O cantor francês decidiu cancelar a digressão que devia começar a 2 de outubro. Alvo de cerca de 30 queixas e arguido em quatro casos de violência sexual, afirma fazer “a escolha do apaziguamento”, mas continua a contestar as acusações.
Patrick Bruel não subirá ao palco este outono. O cantor anunciou, esta terça-feira, o cancelamento da digressão "Alors Regarde 35", que deveria ter início em 2 de outubro, em Chartres, e comemorar os 35 anos do seu álbum de sucesso homónimo. Esta decisão surge num momento em que a digressão se encontrava suspensa há várias semanas, num contexto de forte polémica em torno das acusações de violência sexual de que é alvo.
O anúncio foi feito diretamente pelo cantor na sua conta de Instagram. Explica que desejou durante muito tempo manter estes concertos, mas considera que já não estão reunidas as condições para que a digressão continue a ser “momentos de música e de partilha”. Diz que faz “a escolha do apaziguamento” e garante que esta decisão não significa que renuncie a defender-se perante a justiça.
A digressão deveria incluir 35 datas, sobretudo em França, mas também em Bruxelas e em Genebra. Nas últimas semanas, começou a suscitar numerosas reações. Vários eleitos, designadamente os presidentes das câmaras de Dijon, Estrasburgo, Saint-Étienne e Nancy, opuseram-se à vinda do cantor às suas cidades, enquanto várias vozes criticavam a manutenção destes concertos numa altura em que se multiplicam os processos judiciais.

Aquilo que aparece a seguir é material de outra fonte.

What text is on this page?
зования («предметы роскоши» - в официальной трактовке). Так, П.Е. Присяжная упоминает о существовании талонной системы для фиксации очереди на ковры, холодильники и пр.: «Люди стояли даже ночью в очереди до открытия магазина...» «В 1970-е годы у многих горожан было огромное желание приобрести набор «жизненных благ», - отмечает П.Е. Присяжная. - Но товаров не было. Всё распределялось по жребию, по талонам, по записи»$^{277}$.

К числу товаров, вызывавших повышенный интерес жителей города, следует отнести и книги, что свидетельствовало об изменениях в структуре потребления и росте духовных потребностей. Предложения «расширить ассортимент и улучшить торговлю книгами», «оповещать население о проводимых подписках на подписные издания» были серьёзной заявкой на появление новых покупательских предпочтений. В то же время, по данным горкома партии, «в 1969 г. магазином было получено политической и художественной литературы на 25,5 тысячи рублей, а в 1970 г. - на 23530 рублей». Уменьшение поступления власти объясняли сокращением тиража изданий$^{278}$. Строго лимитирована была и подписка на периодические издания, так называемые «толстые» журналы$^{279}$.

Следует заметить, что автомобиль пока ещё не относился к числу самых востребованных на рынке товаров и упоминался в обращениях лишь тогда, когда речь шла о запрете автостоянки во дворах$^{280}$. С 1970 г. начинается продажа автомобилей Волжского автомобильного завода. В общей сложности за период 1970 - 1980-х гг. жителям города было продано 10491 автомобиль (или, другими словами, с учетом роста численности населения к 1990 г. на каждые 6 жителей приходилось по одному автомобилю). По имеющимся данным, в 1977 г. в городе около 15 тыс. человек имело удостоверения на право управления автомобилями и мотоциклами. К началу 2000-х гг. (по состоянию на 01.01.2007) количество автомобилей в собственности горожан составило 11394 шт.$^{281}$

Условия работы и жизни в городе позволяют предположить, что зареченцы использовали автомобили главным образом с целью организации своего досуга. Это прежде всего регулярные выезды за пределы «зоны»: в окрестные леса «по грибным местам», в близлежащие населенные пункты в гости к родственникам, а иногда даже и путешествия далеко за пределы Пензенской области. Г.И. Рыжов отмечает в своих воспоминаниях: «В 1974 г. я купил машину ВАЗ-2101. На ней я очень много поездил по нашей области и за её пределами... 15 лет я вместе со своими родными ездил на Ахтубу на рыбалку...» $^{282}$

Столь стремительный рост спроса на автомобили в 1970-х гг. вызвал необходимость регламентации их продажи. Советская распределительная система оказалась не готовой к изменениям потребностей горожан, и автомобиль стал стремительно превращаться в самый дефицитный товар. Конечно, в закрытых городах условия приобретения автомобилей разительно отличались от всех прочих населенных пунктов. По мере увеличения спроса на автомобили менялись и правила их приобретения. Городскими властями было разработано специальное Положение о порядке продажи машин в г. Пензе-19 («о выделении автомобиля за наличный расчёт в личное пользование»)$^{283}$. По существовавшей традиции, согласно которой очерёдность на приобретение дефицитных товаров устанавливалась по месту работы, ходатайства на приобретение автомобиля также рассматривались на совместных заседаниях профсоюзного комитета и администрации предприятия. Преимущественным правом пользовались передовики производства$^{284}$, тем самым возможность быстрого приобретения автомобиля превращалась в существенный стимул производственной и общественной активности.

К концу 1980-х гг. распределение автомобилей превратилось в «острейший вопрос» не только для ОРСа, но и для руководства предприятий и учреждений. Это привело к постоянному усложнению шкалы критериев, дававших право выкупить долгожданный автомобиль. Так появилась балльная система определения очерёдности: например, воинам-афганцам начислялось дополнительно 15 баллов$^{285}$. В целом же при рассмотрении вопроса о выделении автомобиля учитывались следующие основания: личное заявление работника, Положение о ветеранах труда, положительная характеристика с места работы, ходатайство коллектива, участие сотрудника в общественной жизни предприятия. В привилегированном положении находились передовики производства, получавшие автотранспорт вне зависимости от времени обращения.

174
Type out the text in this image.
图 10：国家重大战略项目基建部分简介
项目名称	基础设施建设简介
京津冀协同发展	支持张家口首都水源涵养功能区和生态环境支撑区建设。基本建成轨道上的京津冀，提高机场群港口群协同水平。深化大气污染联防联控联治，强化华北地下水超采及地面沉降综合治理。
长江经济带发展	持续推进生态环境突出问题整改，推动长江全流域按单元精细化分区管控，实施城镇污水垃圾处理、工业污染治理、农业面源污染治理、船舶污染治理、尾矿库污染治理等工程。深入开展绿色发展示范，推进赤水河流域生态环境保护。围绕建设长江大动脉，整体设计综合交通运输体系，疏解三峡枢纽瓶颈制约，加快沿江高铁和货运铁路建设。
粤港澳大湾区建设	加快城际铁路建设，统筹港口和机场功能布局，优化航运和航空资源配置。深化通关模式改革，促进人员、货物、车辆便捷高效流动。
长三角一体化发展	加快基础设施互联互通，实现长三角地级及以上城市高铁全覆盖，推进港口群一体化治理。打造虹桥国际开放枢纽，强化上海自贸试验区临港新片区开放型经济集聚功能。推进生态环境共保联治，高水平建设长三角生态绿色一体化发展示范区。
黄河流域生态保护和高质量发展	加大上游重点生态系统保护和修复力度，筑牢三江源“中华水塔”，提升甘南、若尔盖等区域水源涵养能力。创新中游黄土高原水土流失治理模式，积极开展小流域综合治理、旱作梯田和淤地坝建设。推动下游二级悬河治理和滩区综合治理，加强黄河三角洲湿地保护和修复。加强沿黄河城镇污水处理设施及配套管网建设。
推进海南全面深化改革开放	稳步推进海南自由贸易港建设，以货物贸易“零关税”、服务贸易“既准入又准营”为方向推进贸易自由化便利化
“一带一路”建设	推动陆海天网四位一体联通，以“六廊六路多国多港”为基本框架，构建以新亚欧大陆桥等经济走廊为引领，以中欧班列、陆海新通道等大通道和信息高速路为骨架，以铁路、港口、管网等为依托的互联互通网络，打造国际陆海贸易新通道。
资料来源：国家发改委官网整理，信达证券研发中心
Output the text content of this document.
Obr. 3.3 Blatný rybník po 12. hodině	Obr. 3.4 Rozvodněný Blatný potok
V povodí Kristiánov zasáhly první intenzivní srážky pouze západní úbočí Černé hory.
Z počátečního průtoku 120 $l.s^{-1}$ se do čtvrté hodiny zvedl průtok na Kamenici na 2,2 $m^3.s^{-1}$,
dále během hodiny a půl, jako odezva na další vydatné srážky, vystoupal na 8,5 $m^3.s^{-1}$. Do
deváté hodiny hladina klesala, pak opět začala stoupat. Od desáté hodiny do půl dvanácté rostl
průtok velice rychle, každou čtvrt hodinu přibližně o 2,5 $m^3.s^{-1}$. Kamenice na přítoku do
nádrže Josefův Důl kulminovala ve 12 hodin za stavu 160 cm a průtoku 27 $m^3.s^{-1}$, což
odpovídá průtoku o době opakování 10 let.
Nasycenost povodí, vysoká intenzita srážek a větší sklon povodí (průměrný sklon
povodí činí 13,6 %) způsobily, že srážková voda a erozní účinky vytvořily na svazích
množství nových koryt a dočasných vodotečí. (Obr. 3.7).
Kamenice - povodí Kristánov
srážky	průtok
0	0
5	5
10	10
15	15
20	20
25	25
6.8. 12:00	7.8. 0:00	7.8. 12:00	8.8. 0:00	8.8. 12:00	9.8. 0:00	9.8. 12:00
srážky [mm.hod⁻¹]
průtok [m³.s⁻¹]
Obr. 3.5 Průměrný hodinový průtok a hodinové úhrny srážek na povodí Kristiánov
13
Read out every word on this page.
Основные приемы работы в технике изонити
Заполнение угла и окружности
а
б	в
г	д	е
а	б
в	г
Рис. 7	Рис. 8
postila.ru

32 queixas e oito processos judiciais
O caso ganhou uma nova dimensão na primavera, após a publicação de várias investigações com testemunhos de mulheres que acusam Patrick Bruel de violências sexistas e sexuais. Desde então, as queixas multiplicaram-se em França e também na Bélgica. O número de queixas conhecidas chega agora às 32, por factos que vão do assédio sexual à agressão sexual, passando por acusações de tentativa de violação e violação.
Após 48 horas sob custódia policial, em junho, Patrick Bruel foi presente a vários juízes de instrução. A 10 de junho, foi formalmente acusado em quatro processos, por factos presumidos de violação, tentativa de violação, agressão sexual e assédio sexual. Noutros quatro casos, foi colocado sob o estatuto de testemunha assistida, um estatuto que significa que a justiça suspeita que possa ter participado nos factos, mas que, nesta fase, os elementos reunidos não justificam uma acusação formal.
As quatro acusações formais dizem respeito a uma acusação de violação em Neuilly-sur-Seine, em 2008, a uma tentativa de violação presumida em Bruxelas, em 2010, e a dois processos relativos a factos de violência ou assédio sexual durante massagens, em Perpignan e em Ajaccio, em 2019.
Os outros quatro processos dizem respeito a acusações de violação em Dinard, em 2012, e em L’Isle-sur-la-Sorgue, em 2015, a uma tentativa de violação em Neuilly-sur-Seine, em 2010, e a factos denunciados durante o festival de Nyon, na Suíça, em 2019.
Patrick Bruel contesta as acusações de que é alvo e reafirma a sua inocência. Diz estar preparado para responder aos investigadores e para se defender perante a justiça.